É o primeiro em Portugal. Irá haver um segundo numa versão mais reduzida, mas há planos de expansão, mas não para este ano. Este ano não vamos abrir mais propriedades novas. O Viserversa ainda tem muito para ser explorado. Temos mais um restaurante de assinatura para abrir até ao final do ano, um rooftop que irá abrir no mês de junho. Já tenho as mãos cheias de projetos em Lisboa.
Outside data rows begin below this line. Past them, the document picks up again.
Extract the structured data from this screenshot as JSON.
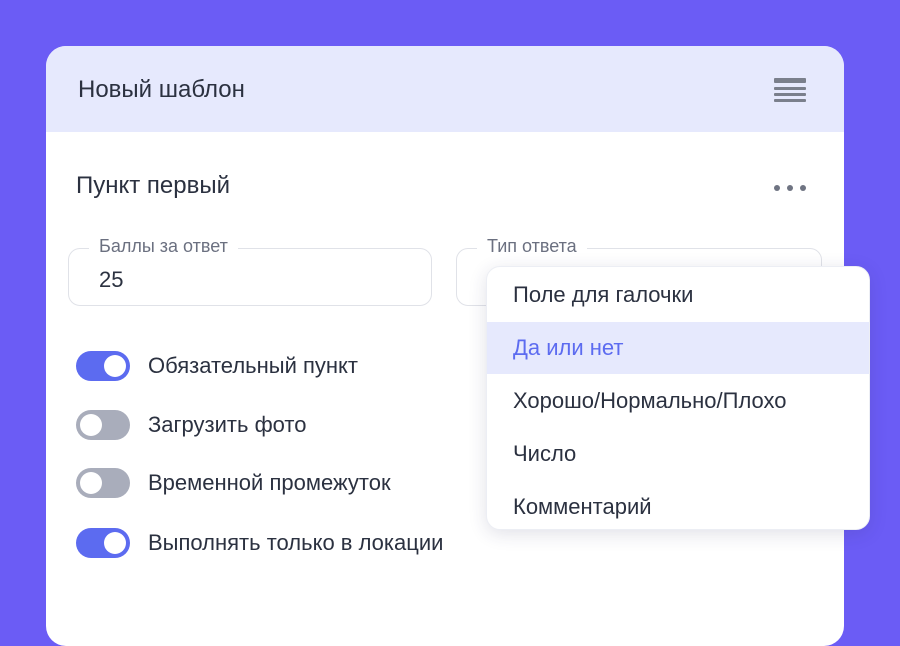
{
  "colors": {
    "background": "#6b5cf5",
    "header_bg": "#e6e9fd",
    "accent": "#5c6bf0",
    "toggle_off": "#a9adbb"
  },
  "card": {
    "title": "Новый шаблон",
    "menu_icon": "hamburger-menu-icon"
  },
  "item": {
    "title": "Пункт первый",
    "more_icon": "more-dots-icon",
    "score_field": {
      "label": "Баллы за ответ",
      "value": "25"
    },
    "answer_type_field": {
      "label": "Тип ответа",
      "value": ""
    },
    "toggles": [
      {
        "label": "Обязательный пункт",
        "on": true
      },
      {
        "label": "Загрузить фото",
        "on": false
      },
      {
        "label": "Временной промежуток",
        "on": false
      },
      {
        "label": "Выполнять только в локации",
        "on": true
      }
    ]
  },
  "dropdown": {
    "selected_index": 1,
    "options": [
      "Поле для галочки",
      "Да или нет",
      "Хорошо/Нормально/Плохо",
      "Число",
      "Комментарий"
    ]
  }
}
Quais os maiores desafios que tem enfrentado enquanto diretor executivo do Hyatt Regency?
Há aqui dois fatores que não são novidade para ninguém e todos estamos a passar por eles. A questão da falta de mão-de-obra qualificada. No pós-Covid houve um desertar das pessoas que trabalhavam na hospitalidade ou porque enveredaram por outras áreas ou que viram que nesta área havia pouco reconhecimento ou alternativas. Isto é o que nós, proprietários, estamos a sentir na pele, mas também queremos dar a volta. Além disso, a nova geração de mão-de-obra perdeu o entusiasmo de trabalhar em hospitalidade, restauração, hotelaria, etc. As pessoas não fazem desta área carreira. E isto também acontece nos EUA, onde os empregados de mesa, os bartenders são pessoas que têm um part- time e cada vez mais se sente isto em Portugal. Por isso, além da falta de mão-de-obra, há também uma falta de motivação para o setor no geral.

“Talvez as maiores experiências que tive estejam relacionadas com a vivência de culturas e de hábitos diferentes, e de pensar e de resolver problemas de outra forma. Esta multiculturalidade é muito importante”.
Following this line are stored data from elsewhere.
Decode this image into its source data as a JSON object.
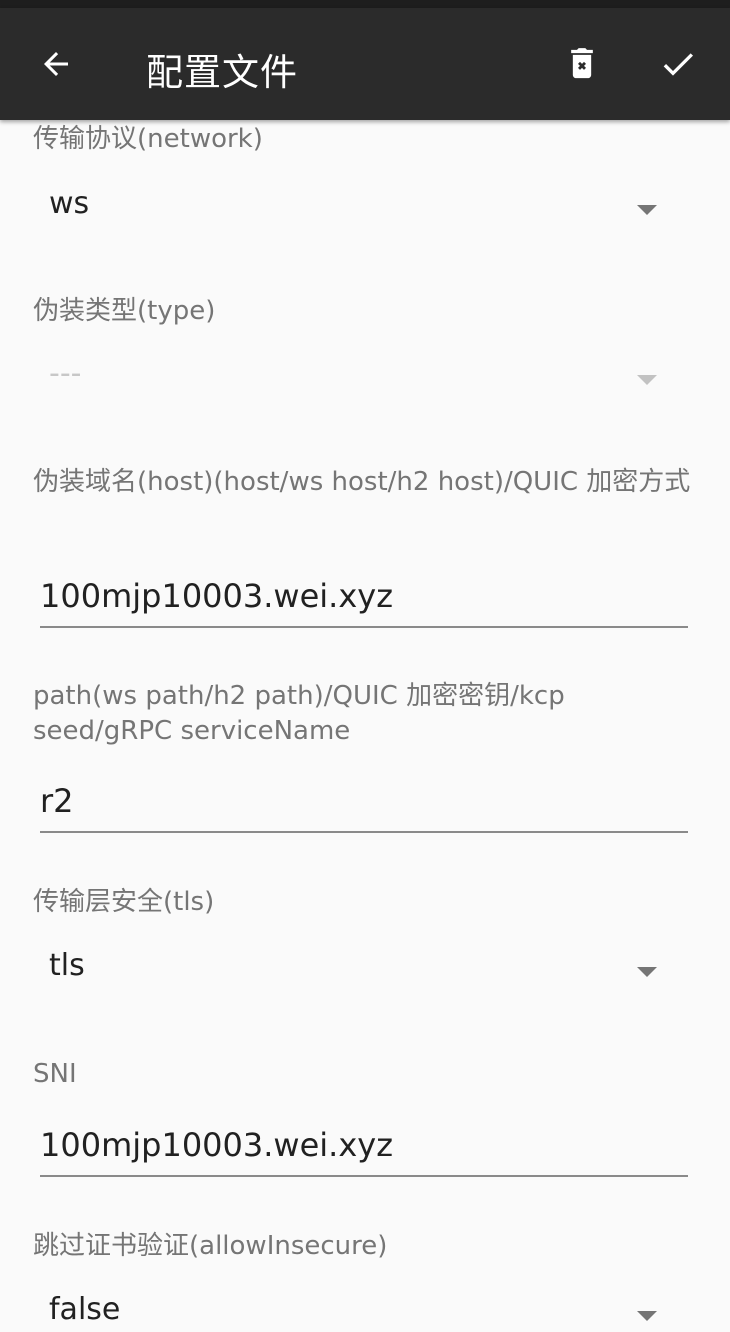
{
  "appbar": {
    "title": "配置文件",
    "back_icon": "arrow-back-icon",
    "delete_icon": "delete-icon",
    "save_icon": "check-icon",
    "background": "#2b2b2b"
  },
  "fields": {
    "network": {
      "label": "传输协议(network)",
      "value": "ws"
    },
    "type": {
      "label": "伪装类型(type)",
      "value": "---"
    },
    "host": {
      "label": "伪装域名(host)(host/ws host/h2 host)/QUIC 加密方式",
      "value": "100mjp10003.wei.xyz"
    },
    "path": {
      "label": "path(ws path/h2 path)/QUIC 加密密钥/kcp seed/gRPC serviceName",
      "value": "r2"
    },
    "tls": {
      "label": "传输层安全(tls)",
      "value": "tls"
    },
    "sni": {
      "label": "SNI",
      "value": "100mjp10003.wei.xyz"
    },
    "allow_insecure": {
      "label": "跳过证书验证(allowInsecure)",
      "value": "false"
    }
  }
}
De que forma a sua experiência profissional anterior no estrangeiro o influenciou a ser quem é hoje?
Eu sei que tenho mundo. Eu adoro ir buscar portugueses ao estrangeiro. Desde que estou cá fui buscar quatro portugueses. Os meus braços direitos em Portugal são portugueses que estiveram no estrangeiro. O chefe executivo do grupo para o qual trabalho fui buscar à Turquia, por exemplo.

Estudei designer gráfico, depois fui para a UAL [Universidade Autónoma de Lisboa] estudar línguas, enveredei pela música, entre isto fui comissário de bordo e andei a viajar pelo mundo… todas estas peças são fulcrais na posição que desempenho no dia de hoje.
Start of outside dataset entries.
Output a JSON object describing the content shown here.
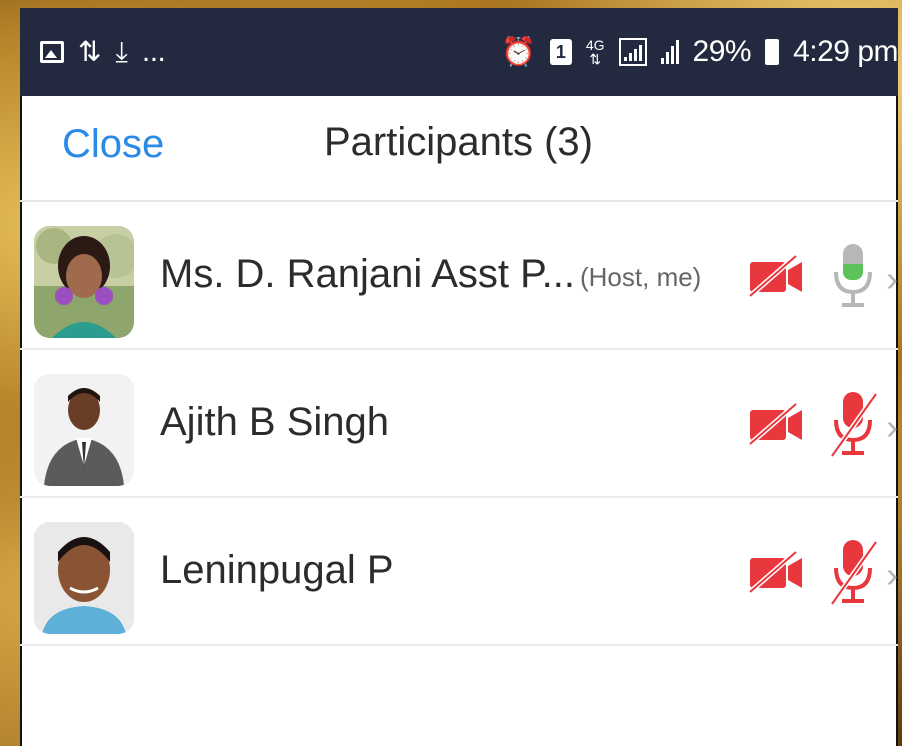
{
  "statusbar": {
    "icons_left": [
      "image-icon",
      "data-sync-icon",
      "download-icon"
    ],
    "more": "...",
    "network": "4G",
    "battery": "29%",
    "time": "4:29 pm"
  },
  "header": {
    "close_label": "Close",
    "title": "Participants (3)"
  },
  "participants": [
    {
      "name": "Ms. D. Ranjani Asst P...",
      "role": "(Host, me)",
      "video": "off",
      "audio": "on"
    },
    {
      "name": "Ajith B Singh",
      "role": "",
      "video": "off",
      "audio": "muted"
    },
    {
      "name": "Leninpugal P",
      "role": "",
      "video": "off",
      "audio": "muted"
    }
  ],
  "colors": {
    "accent": "#2a8ae8",
    "muted_red": "#e8383d",
    "mic_active_green": "#5cc35b",
    "statusbar_bg": "#232a3f"
  }
}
Hoje estamos a falar de um dos nossos restaurantes. Só em Portugal temos um portefólio de 22 restaurantes. Mais os hotéis que temos no Dubai – são cerca de 40 restaurantes que tenho no meu portefólio. E agora pergunta-me: mas restauração, o que é que isso tem a ver? Tem tudo. Porque eu quando estou a projetar um restaurante, desde os uniformes, ao aspeto gráfico dos menus, às cores para as peças de decoração, à música que toca, à luz, às línguas que são faladas, toda a minha carreira, as experiências e culturas que vivi influenciam. Talvez as maiores experiências que tive estejam relacionadas com a vivência de culturas e de hábitos diferentes, e de pensar e de resolver problemas de outra forma. Esta multiculturalidade é muito importante.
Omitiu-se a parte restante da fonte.